Sinta yang masih tertawa puas, masih menatap Alea. Tetapi Alea yang sedikit cemberut dan takut ketika tempat itu adalah jadi tujuannnya.
"Al. Udah dong ga usah ngambek!"
"Heuuuuumph."
"Diih, ga seru kan. Masa gitu aja sih, lagian tadi klo ga bilang copet kamu ga akan mau keluar Al. Pasti masih nutup kunci mobilnya."
"Ta, sebelum kita masuk. Jelasin kita bakal masuk ke club ini. Untuk apa? Gue ga akan mau masuk dan tetap diam di sini pokoknya!"
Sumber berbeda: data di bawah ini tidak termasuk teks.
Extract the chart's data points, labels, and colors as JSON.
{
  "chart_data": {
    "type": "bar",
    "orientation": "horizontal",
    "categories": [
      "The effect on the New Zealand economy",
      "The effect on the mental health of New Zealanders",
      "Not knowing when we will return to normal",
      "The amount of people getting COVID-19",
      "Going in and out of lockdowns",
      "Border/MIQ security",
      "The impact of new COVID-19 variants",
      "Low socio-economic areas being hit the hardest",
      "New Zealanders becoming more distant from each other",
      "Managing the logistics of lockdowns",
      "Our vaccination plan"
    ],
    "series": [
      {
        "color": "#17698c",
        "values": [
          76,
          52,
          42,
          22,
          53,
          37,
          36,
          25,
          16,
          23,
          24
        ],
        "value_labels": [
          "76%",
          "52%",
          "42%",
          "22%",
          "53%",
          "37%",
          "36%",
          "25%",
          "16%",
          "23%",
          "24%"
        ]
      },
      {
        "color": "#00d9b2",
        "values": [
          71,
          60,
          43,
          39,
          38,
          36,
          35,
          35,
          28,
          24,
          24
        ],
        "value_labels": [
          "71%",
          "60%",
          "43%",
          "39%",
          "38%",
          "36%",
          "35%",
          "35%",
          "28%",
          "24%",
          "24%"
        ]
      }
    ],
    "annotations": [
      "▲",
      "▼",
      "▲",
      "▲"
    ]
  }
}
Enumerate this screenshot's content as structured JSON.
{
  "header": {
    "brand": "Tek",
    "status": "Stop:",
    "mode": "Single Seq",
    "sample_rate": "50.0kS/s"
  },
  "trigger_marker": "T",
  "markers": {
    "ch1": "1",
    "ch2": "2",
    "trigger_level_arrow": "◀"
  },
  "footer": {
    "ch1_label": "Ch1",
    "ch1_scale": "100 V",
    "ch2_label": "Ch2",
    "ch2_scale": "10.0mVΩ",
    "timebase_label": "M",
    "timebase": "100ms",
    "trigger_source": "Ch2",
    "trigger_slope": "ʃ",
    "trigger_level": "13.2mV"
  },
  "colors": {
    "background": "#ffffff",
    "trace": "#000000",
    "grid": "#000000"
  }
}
"Kita mau ketemu pak Venzo Al. Doi lagi di sini, sebenarnya kita mau ke gedung sebelahnya. Ada orang yang mau gue cari. Tapi kalau sahabat gue gak mau, tunggu di sini aja ya Al. Sorry!"
Sinta berjalan cepat. Tapi Alea yang tidak tega, ia mau tidak mau untuk ikut melangkah di sisi Sinta. Tatapan lirikan Sinta bagai mood yang jail. Hingga di mana mereka saling menatap dan masuk ke dalam tujuannya.
"Good."
"No Good. Udah cepet ga pake lama!" ketus Alea.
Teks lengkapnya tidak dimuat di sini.